Sino a inizio Novecento, nel Golfo triestino la pesca del pesce azzurro si praticava essenzialmente con reti d'incetto (sardellere) e alla deriva, mentre nella vicina costa croata il pesce veniva attirato da fonti luminose poste su una piccola imbarcazione in una zona confinata (peschiera), poi delimitata dalle reti di barche più grandi. Un metodo produttivo ma costoso, almeno fino a quando, dopo la prima guerra mondiale, i pescatori napoletani trapiantati a Trieste iniziarono a utilizzare lampade alogene per attrarre il pesce non più verso la costa ma a largo.
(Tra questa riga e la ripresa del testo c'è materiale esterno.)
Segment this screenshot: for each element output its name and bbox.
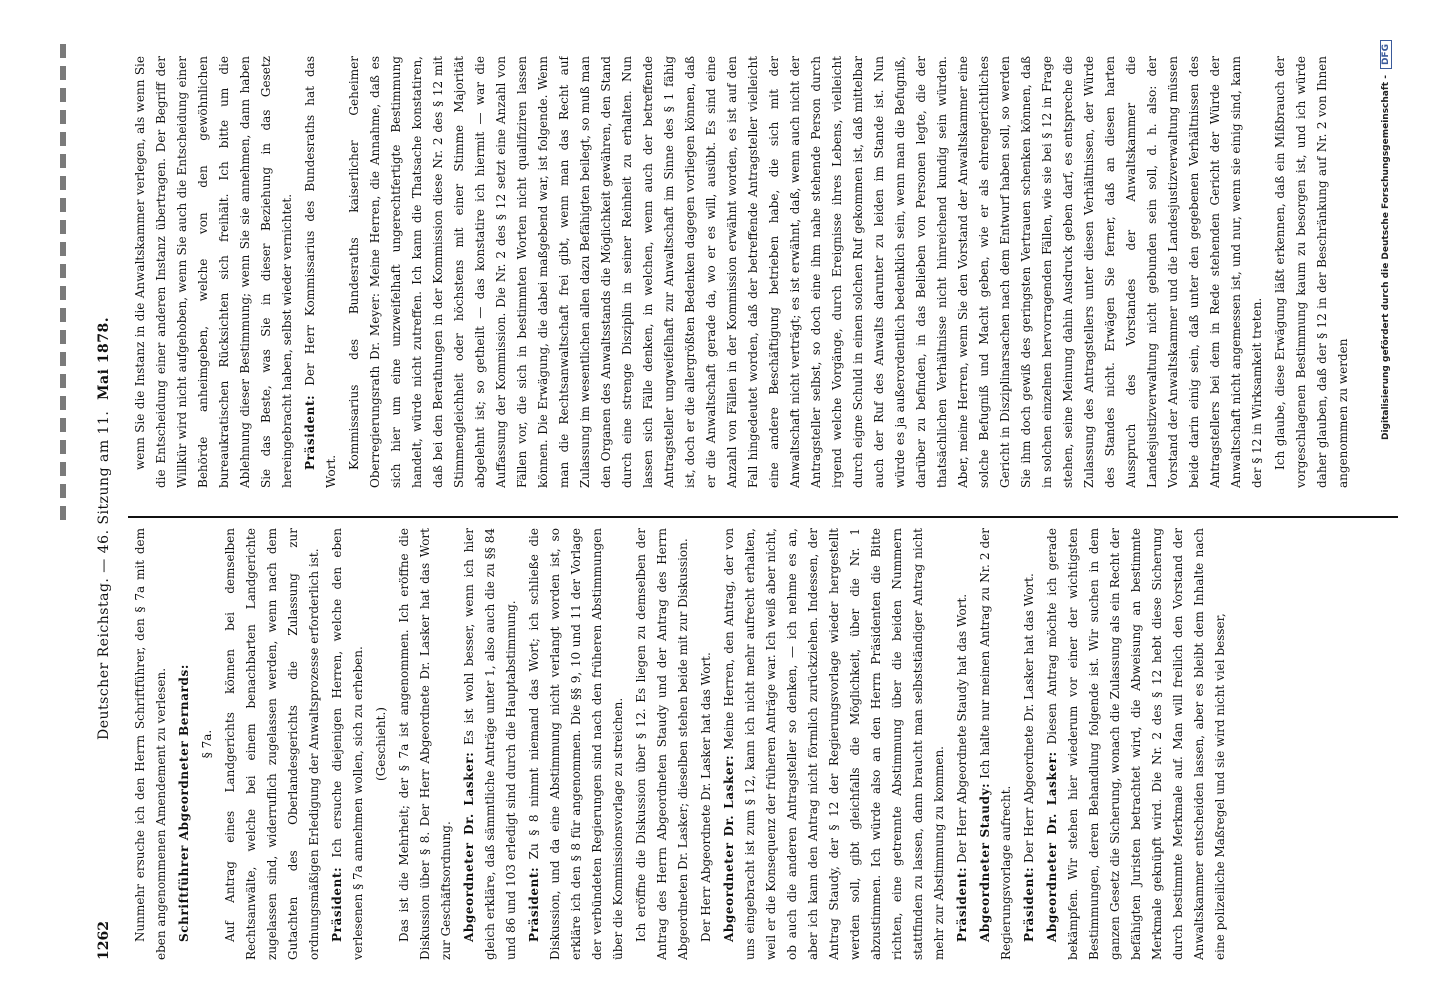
right-text-column	[130, 56, 1400, 488]
paragraph-text: Der Herr Kommissarius des Bundesraths hat das Wort.	[303, 56, 338, 488]
paragraph-text: Zu § 8 nimmt niemand das Wort; ich schließe die Diskussion, und da eine Abstimmung nicht verlangt worden ist, so erkläre ich den § 8 für angenommen. Die §§ 9, 10 und 11 der Vorlage der verbündeten Regierungen sind nach den früheren Abstimmungen über die Kommissionsvorlage zu streichen.	[527, 528, 625, 960]
paragraph	[197, 528, 218, 960]
paragraph-text: Kommissarius des Bundesraths kaiserlicher Geheimer Oberregierungsrath Dr. Meyer: Meine Herren, die Annahme, daß es sich hier um eine unzweifelhaft ungerechtfertigte Bestimmung handelt, würde nicht zutreffen. Ich kann die Thatsache konstatiren, daß bei den Berathungen in der Kommission diese Nr. 2 des § 12 mit Stimmengleichheit oder höchstens mit einer Stimme Majorität abgelehnt ist; so getheilt — das konstatire ich hiermit — war die Auffassung der Kommission. Die Nr. 2 des § 12 setzt eine Anzahl von Fällen vor, die sich in bestimmten Worten nicht qualifiziren lassen können. Die Erwägung, die dabei maßgebend war, ist folgende. Wenn man die Rechtsanwaltschaft frei gibt, wenn man das Recht auf Zulassung im wesentlichen allen dazu Befähigten beilegt, so muß man den Organen des Anwaltsstands die Möglichkeit gewähren, den Stand durch eine strenge Disziplin in seiner Reinheit zu erhalten. Nun lassen sich Fälle denken, in welchen, wenn auch der betreffende Antragsteller ungweifelhaft zur Anwaltschaft im Sinne des § 1 fähig ist, doch er die allergrößten Bedenken dagegen vorliegen können, daß er die Anwaltschaft gerade da, wo er es will, ausübt. Es sind eine Anzahl von Fällen in der Kommission erwähnt worden, es ist auf den Fall hingedeutet worden, daß der betreffende Antragsteller vielleicht eine andere Beschäftigung betrieben habe, die sich mit der Anwaltschaft nicht verträgt; es ist erwähnt, daß, wenn auch nicht der Antragsteller selbst, so doch eine ihm nahe stehende Person durch irgend welche Vorgänge, durch Ereignisse ihres Lebens, vielleicht durch eigne Schuld in einen solchen Ruf gekommen ist, daß mittelbar auch der Ruf des Anwalts darunter zu leiden im Stande ist. Nun würde es ja außerordentlich bedenklich sein, wenn man die Befugniß, darüber zu befinden, in das Belieben von Personen legte, die der thatsächlichen Verhältnisse nicht hinreichend kundig sein würden. Aber, meine Herren, wenn Sie den Vorstand der Anwaltskammer eine solche Befugniß und Macht geben, wie er als ehrengerichtliches Gericht in Disziplinarsachen nach dem Entwurf haben soll, so werden Sie ihm doch gewiß des geringsten Vertrauen schenken können, daß in solchen einzelnen hervorragenden Fällen, wie sie bei § 12 in Frage stehen, seine Meinung dahin Ausdruck geben darf, es entspreche die Zulassung des Antragstellers unter diesen Verhältnissen, der Würde des Standes nicht. Erwägen Sie ferner, daß an diesen harten Ausspruch des Vorstandes der Anwaltskammer die Landesjustizverwaltung nicht gebunden sein soll, d. h. also: der Vorstand der Anwaltskammer und die Landesjustizverwaltung müssen beide darin einig sein, daß unter den gegebenen Verhältnissen des Antragstellers bei dem in Rede stehenden Gericht der Würde der Anwaltschaft nicht angemessen ist, und nur, wenn sie einig sind, kann der § 12 in Wirksamkeit treten.	[347, 56, 1264, 488]
paragraph-text: (Geschieht.)	[374, 707, 388, 781]
speaker-name: Präsident:	[330, 866, 344, 942]
paragraph-text: Der Herr Abgeordnete Staudy hat das Wort.	[955, 593, 969, 863]
header-date: Mai 1878.	[96, 316, 112, 400]
paragraph	[394, 528, 457, 960]
paragraph	[371, 528, 392, 960]
paragraph	[300, 56, 342, 488]
speaker-name: Abgeordneter Staudy:	[978, 782, 992, 942]
paragraph	[174, 528, 195, 960]
paragraph-text: Auf Antrag eines Landgerichts können bei demselben Rechtsanwälte, welche bei einem benachbarten Landgerichte zugelassen sind, widerruflich zugelassen werden, wenn nach dem Gutachten des Oberlandesgerichts die Zulassung zur ordnungsmäßigen Erledigung der Anwaltsprozesse erforderlich ist.	[223, 528, 321, 960]
digitization-credit	[1380, 20, 1398, 440]
dfg-logo: DFG	[1380, 40, 1392, 69]
speaker-name: Präsident:	[955, 866, 969, 942]
credit-text: Digitalisierung gefördert durch die Deutsche Forschungsgemeinschaft -	[1381, 75, 1391, 440]
speaker-name: Abgeordneter Dr. Lasker:	[1045, 751, 1059, 942]
paragraph	[631, 528, 694, 960]
speaker-name: Präsident:	[303, 394, 317, 470]
paragraph-text: § 7a.	[200, 729, 214, 759]
speaker-name: Präsident:	[1022, 866, 1036, 942]
paragraph	[1019, 528, 1040, 960]
paragraph	[220, 528, 325, 960]
paragraph-text: Der Herr Abgeordnete Dr. Lasker hat das Wort.	[1022, 573, 1036, 863]
paragraph	[719, 528, 950, 960]
paragraph	[1042, 528, 1231, 960]
column-divider	[128, 516, 1398, 518]
header-date-wrap	[96, 317, 112, 400]
paragraph-text: Ich ersuche diejenigen Herren, welche den eben verlesenen § 7a annehmen wollen, sich zu erheben.	[330, 528, 365, 960]
paragraph-text: Ich eröffne die Diskussion über § 12. Es liegen zu demselben der Antrag des Herrn Abgeordneten Staudy und der Antrag des Herrn Abgeordneten Dr. Lasker; dieselben stehen beide mit zur Diskussion.	[634, 528, 690, 960]
paragraph	[327, 528, 369, 960]
paragraph	[952, 528, 973, 960]
paragraph-text: Meine Herren, den Antrag, der von uns eingebracht ist zum § 12, kann ich nicht mehr aufrecht erhalten, weil er die Konsequenz der früheren Anträge war. Ich weiß aber nicht, ob auch die anderen Antragsteller so denken, — ich nehme es an, aber ich kann den Antrag nicht förmlich zurückziehen. Indessen, der Antrag Staudy, der § 12 der Regierungsvorlage wieder hergestellt werden soll, gibt gleichfalls die Möglichkeit, über die Nr. 1 abzustimmen. Ich würde also an den Herrn Präsidenten die Bitte richten, eine getrennte Abstimmung über die beiden Nummern stattfinden zu lassen, dann braucht man selbstständiger Antrag nicht mehr zur Abstimmung zu kommen.	[722, 528, 946, 960]
paragraph-text: Das ist die Mehrheit; der § 7a ist angenommen. Ich eröffne die Diskussion über § 8. Der Herr Abgeordnete Dr. Lasker hat das Wort zur Geschäftsordnung.	[397, 528, 453, 960]
paragraph	[130, 56, 298, 488]
speaker-name: Abgeordneter Dr. Lasker:	[722, 754, 736, 942]
paragraph	[696, 528, 717, 960]
speaker-name: Abgeordneter Dr. Lasker:	[462, 751, 476, 942]
left-text-column	[130, 528, 1400, 960]
running-header	[96, 30, 120, 960]
paragraph-text: wenn Sie die Instanz in die Anwaltskammer verlegen, als wenn Sie die Entscheidung einer anderen Instanz übertragen. Der Begriff der Willkür wird nicht aufgehoben, wenn Sie auch die Entscheidung einer Behörde anheimgeben, welche von den gewöhnlichen bureaukratischen Rücksichten sich freihält. Ich bitte um die Ablehnung dieser Bestimmung; wenn Sie sie annehmen, dann haben Sie das Beste, was Sie in dieser Beziehung in das Gesetz hereingebracht haben, selbst wieder vernichtet.	[133, 56, 294, 488]
paragraph-text: Nunmehr ersuche ich den Herrn Schriftführer, den § 7a mit dem eben angenommenen Amendement zu verlesen.	[133, 528, 168, 960]
paragraph-text: Ich halte nur meinen Antrag zu Nr. 2 der Regierungsvorlage aufrecht.	[978, 528, 1013, 960]
paragraph	[975, 528, 1017, 960]
paragraph-text: Es ist wohl besser, wenn ich hier gleich erkläre, daß sämmtliche Anträge unter 1, also auch die zu §§ 84 und 86 und 103 erledigt sind durch die Hauptabstimmung.	[462, 528, 518, 960]
speaker-name: Schriftführer Abgeordneter Bernards:	[177, 664, 191, 942]
header-title: Deutscher Reichstag. — 46. Sitzung am 11.	[96, 410, 112, 740]
paragraph	[1270, 56, 1354, 488]
paragraph	[459, 528, 522, 960]
paragraph	[524, 528, 629, 960]
paragraph-text: Der Herr Abgeordnete Dr. Lasker hat das Wort.	[699, 652, 713, 942]
page-number: 1262	[96, 921, 112, 960]
page-edge-shadow	[60, 40, 66, 520]
paragraph-text: Ich glaube, diese Erwägung läßt erkennen, daß ein Mißbrauch der vorgeschlagenen Bestimmung kaum zu besorgen ist, und ich würde daher glauben, daß der § 12 in der Beschränkung auf Nr. 2 von Ihnen angenommen zu werden	[1273, 56, 1350, 488]
paragraph	[130, 528, 172, 960]
paragraph	[344, 56, 1268, 488]
paragraph-text: Diesen Antrag möchte ich gerade bekämpfen. Wir stehen hier wiederum vor einer der wichtigsten Bestimmungen, deren Behandlung folgende ist. Wir suchen in dem ganzen Gesetz die Sicherung, wonach die Zulassung als ein Recht der befähigten Juristen betrachtet wird, die Abweisung an bestimmte Merkmale geknüpft wird. Die Nr. 2 des § 12 hebt diese Sicherung durch bestimmte Merkmale auf. Man will freilich den Vorstand der Anwaltskammer entscheiden lassen, aber es bleibt dem Inhalte nach eine polizeiliche Maßregel und sie wird nicht viel besser,	[1045, 528, 1227, 960]
speaker-name: Präsident:	[527, 866, 541, 942]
L'esodo istriano del secondo dopoguerra rinfoltì le schiere di barche e pescatori e la disponibilità di pesce azzurro crebbe tanto da rendere necessaria la ricerca di nuovi mercati e lo sviluppo di metodi di conservazione e inscatolamento. Da allora la pesca con le lampare si è ulteriormente sviluppata, con innovazioni tecnologiche che hanno portato alla protezione e direzionabilità delle lampade, al potenziamento dei generatori luminosi, all'introduzione di strumentazioni elettroniche e nuovi materiali per la costruzione delle reti.
Curiosità
Le Saccaleve, barche triestine utilizzate come lampare, escono al largo al tramonto, accompagnate dal caiccio, una piccola imbarcazione ausiliaria. Dotate di un motore di propulsione con potenza tra gli 80 e i 250 cv, non superano i 16 metri di lunghezza. Il loro utilizzo è possibile date la limitata estensione dell'area di pesca, la bassa profondità media dei fondali e la breve durata dell'azione di pesca (in genere 8 ore al massimo).